The basic problem, as I see it, is that a table of data may look like a spreadsheet but it is crucially different in that each row of data has a hard time getting any data from the row above it or below it - each row is separate. To solve this sorting problem you’d like to know the sequence number of the row above and can’t get it.
So my very messy solution is to use the only function that spans rows - Rollup.
First of all create a new table called ‘Sequence’
Add a field called ‘WorkingDB’.
Then in the WorkingDB table create a 1:1 connection to the Sequence Table. And create a rule so that each time a new WorkingDB record is created its adds a new connection to the record in the Sequence table. (There is a new Pipe that does this - called ‘Plucker’).
Now you have two tables.
Your original table, and a Sequence table with a record that is is connected to by all (existing) WorkingDB records.

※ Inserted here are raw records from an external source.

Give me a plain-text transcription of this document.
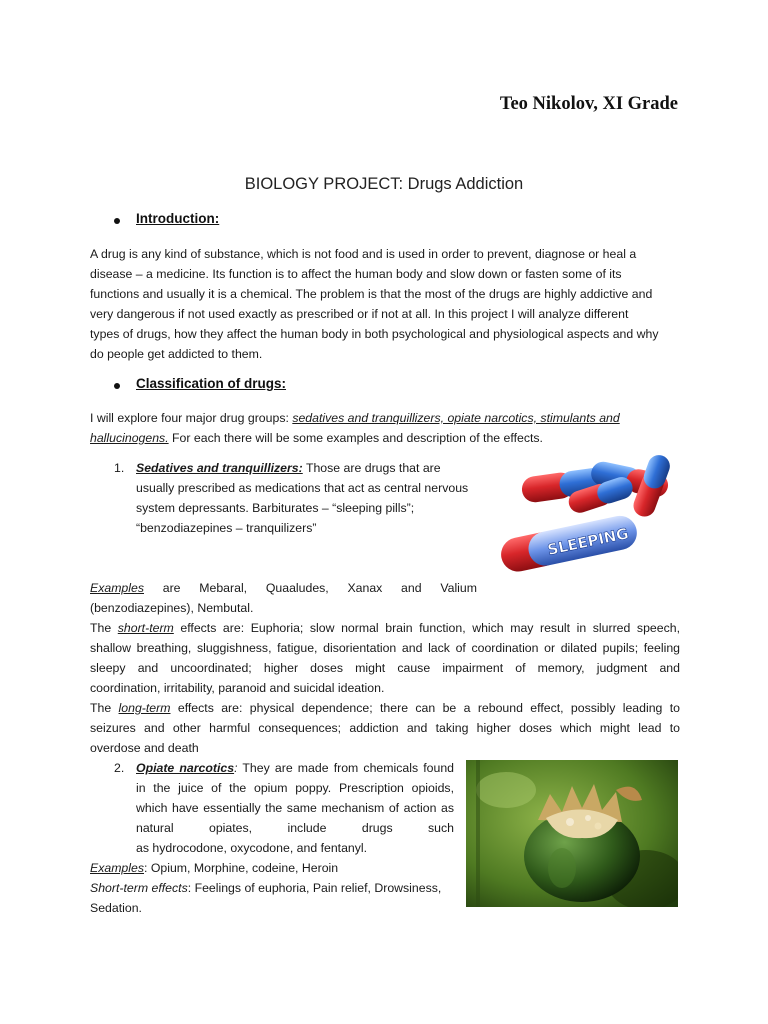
Teo Nikolov, XI Grade
BIOLOGY PROJECT: Drugs Addiction
Introduction:

A drug is any kind of substance, which is not food and is used in order to prevent, diagnose or heal a

disease – a medicine. Its function is to affect the human body and slow down or fasten some of its

functions and usually it is a chemical. The problem is that the most of the drugs are highly addictive and

very dangerous if not used exactly as prescribed or if not at all. In this project I will analyze different

types of drugs, how they affect the human body in both psychological and physiological aspects and why

do people get addicted to them.

Classification of drugs:

I will explore four major drug groups: sedatives and tranquillizers, opiate narcotics, stimulants and

hallucinogens. For each there will be some examples and description of the effects.

1. Sedatives and tranquillizers: Those are drugs that are

usually prescribed as medications that act as central nervous

system depressants. Barbiturates – “sleeping pills”;

“benzodiazepines – tranquilizers”	SLEEPING

Examples are Mebaral, Quaaludes, Xanax and Valium

(benzodiazepines), Nembutal.

The short-term effects are: Euphoria; slow normal brain function, which may result in slurred speech,
shallow breathing, sluggishness, fatigue, disorientation and lack of coordination or dilated pupils; feeling
sleepy and uncoordinated; higher doses might cause impairment of memory, judgment and
coordination, irritability, paranoid and suicidal ideation.
The long-term effects are: physical dependence; there can be a rebound effect, possibly leading to
seizures and other harmful consequences; addiction and taking higher doses which might lead to
overdose and death
2. Opiate narcotics: They are made from chemicals found
in the juice of the opium poppy. Prescription opioids,
which have essentially the same mechanism of action as
natural opiates, include drugs such
as hydrocodone, oxycodone, and fentanyl.

Examples: Opium, Morphine, codeine, Heroin

Short-term effects: Feelings of euphoria, Pain relief, Drowsiness,

Sedation.
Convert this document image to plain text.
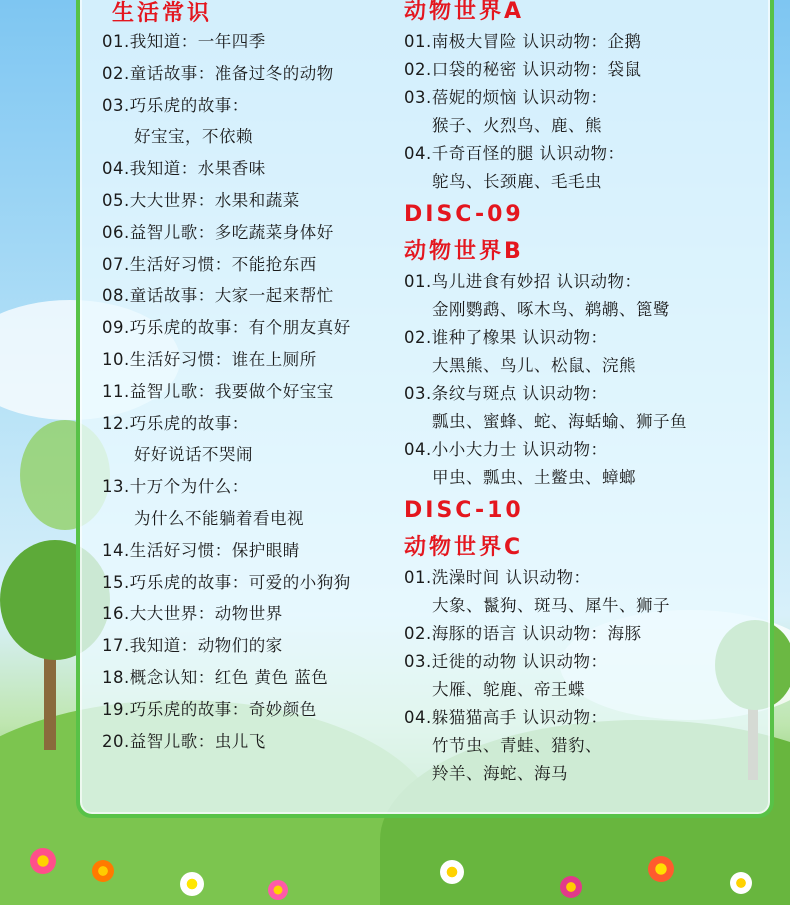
生活常识
01.我知道：一年四季
02.童话故事：准备过冬的动物
03.巧乐虎的故事：
好宝宝，不依赖
04.我知道：水果香味
05.大大世界：水果和蔬菜
06.益智儿歌：多吃蔬菜身体好
07.生活好习惯：不能抢东西
08.童话故事：大家一起来帮忙
09.巧乐虎的故事：有个朋友真好
10.生活好习惯：谁在上厕所
11.益智儿歌：我要做个好宝宝
12.巧乐虎的故事：
好好说话不哭闹
13.十万个为什么：
为什么不能躺着看电视
14.生活好习惯：保护眼睛
15.巧乐虎的故事：可爱的小狗狗
16.大大世界：动物世界
17.我知道：动物们的家
18.概念认知：红色 黄色 蓝色
19.巧乐虎的故事：奇妙颜色
20.益智儿歌：虫儿飞
动物世界A
01.南极大冒险 认识动物：企鹅
02.口袋的秘密 认识动物：袋鼠
03.蓓妮的烦恼 认识动物：
猴子、火烈鸟、鹿、熊
04.千奇百怪的腿 认识动物：
鸵鸟、长颈鹿、毛毛虫
DISC-09
动物世界B
01.鸟儿进食有妙招 认识动物：
金刚鹦鹉、啄木鸟、鹈鹕、篦鹭
02.谁种了橡果 认识动物：
大黑熊、鸟儿、松鼠、浣熊
03.条纹与斑点 认识动物：
瓢虫、蜜蜂、蛇、海蛞蝓、狮子鱼
04.小小大力士 认识动物：
甲虫、瓢虫、土鳖虫、蟑螂
DISC-10
动物世界C
01.洗澡时间 认识动物：
大象、鬣狗、斑马、犀牛、狮子
02.海豚的语言 认识动物：海豚
03.迁徙的动物 认识动物：
大雁、鸵鹿、帝王蝶
04.躲猫猫高手 认识动物：
竹节虫、青蛙、猎豹、
羚羊、海蛇、海马
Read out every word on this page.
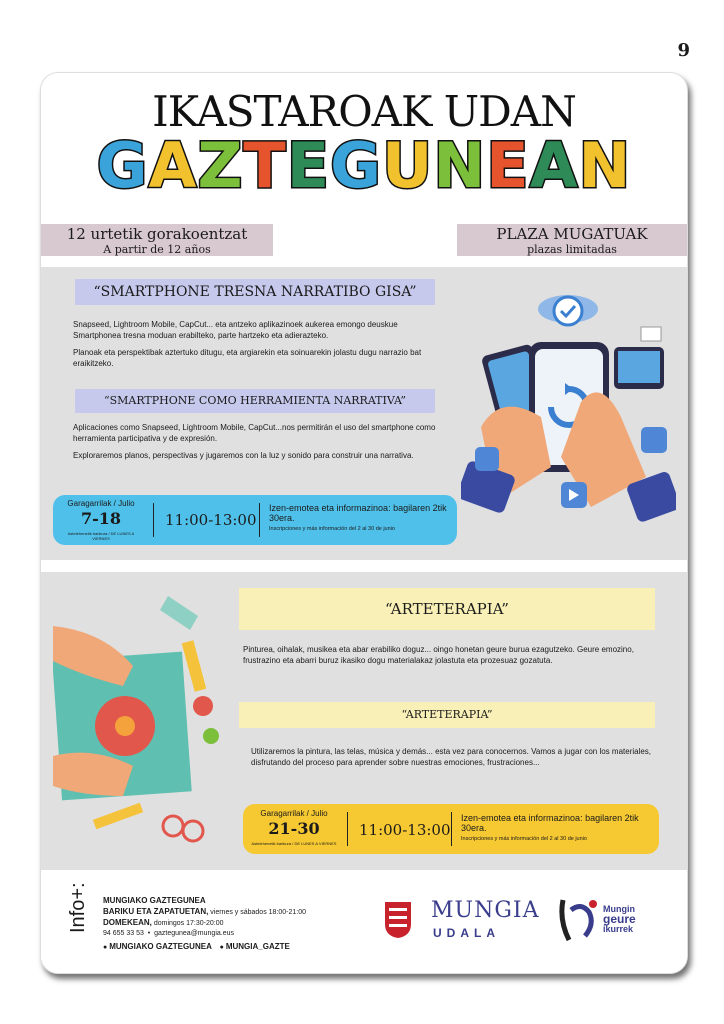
9
IKASTAROAK UDAN
GAZTEGUNEAN
12 urtetik gorakoentzat
A partir de 12 años
PLAZA MUGATUAK
plazas limitadas
“SMARTPHONE TRESNA NARRATIBO GISA”

Snapseed, Lightroom Mobile, CapCut... eta antzeko aplikazinoek aukerea emongo deuskue Smartphonea tresna moduan erabilteko, parte hartzeko eta adierazteko.

Planoak eta perspektibak aztertuko ditugu, eta argiarekin eta soinuarekin jolastu dugu narrazio bat eraikitzeko.

“SMARTPHONE COMO HERRAMIENTA NARRATIVA”

Aplicaciones como Snapseed, Lightroom Mobile, CapCut...nos permitirán el uso del smartphone como herramienta participativa y de expresión.

Exploraremos planos, perspectivas y jugaremos con la luz y sonido para construir una narrativa.

Garagarrilak / Julio
7-18
Astelehenetik barikura / DE LUNES A VIERNES
11:00-13:00
Izen-emotea eta informazinoa: bagilaren 2tik 30era.
Inscripciones y más información del 2 al 30 de junio
“ARTETERAPIA”
Pinturea, oihalak, musikea eta abar erabiliko doguz... oingo honetan geure burua ezagutzeko. Geure emozino, frustrazino eta abarri buruz ikasiko dogu materialakaz jolastuta eta prozesuaz gozatuta.
“ARTETERAPIA”
Utilizaremos la pintura, las telas, música y demás... esta vez para conocernos. Vamos a jugar con los materiales, disfrutando del proceso para aprender sobre nuestras emociones, frustraciones...
Garagarrilak / Julio
21-30
Astelehenetik barikura / DE LUNES A VIERNES
11:00-13:00
Izen-emotea eta informazinoa: bagilaren 2tik 30era.
Inscripciones y más información del 2 al 30 de junio
MUNGIAKO GAZTEGUNEA
BARIKU ETA ZAPATUETAN, viernes y sábados 18:00-21:00
DOMEKEAN, domingos 17:30-20:00
94 655 33 53  •  gaztegunea@mungia.eus
● MUNGIAKO GAZTEGUNEA ● MUNGIA_GAZTE
MUNGIA
UDALA
Mungin
geure
ikurrek
Info+:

Now you can use Rollup. Add a Rollup field to the Sequence table, and concatenate all your IndexPositions from the WorkingDB table.
You will end up with a long string of all your current index positions, separated by a delimiter character - probably a comma. (You can see why its not going to scale to big tables)
Then, in your WorkingDb table you can now add a Text Formula field and pull in that Rollup (yes that’s a long string added to every record !)
And then add a formula field to LOCATE the line Index within that string. This will give you the startinng character position of the line Index, but this not the new Index number - not yet.
Then you need to us LEFT to select only the characters before your string. What you want to do with this string is to count the number of delimiter characters in the string, but there is no Count function, so you will need to REPLACE all other characters with blank “” until you are just left with a string of delimiter characters. Now you can use LEN to count the number of delimiters.
And your real Index will be that count + 1.
And if records are deleted in the listing, it will respond.
Messy, probably too complex. But would work.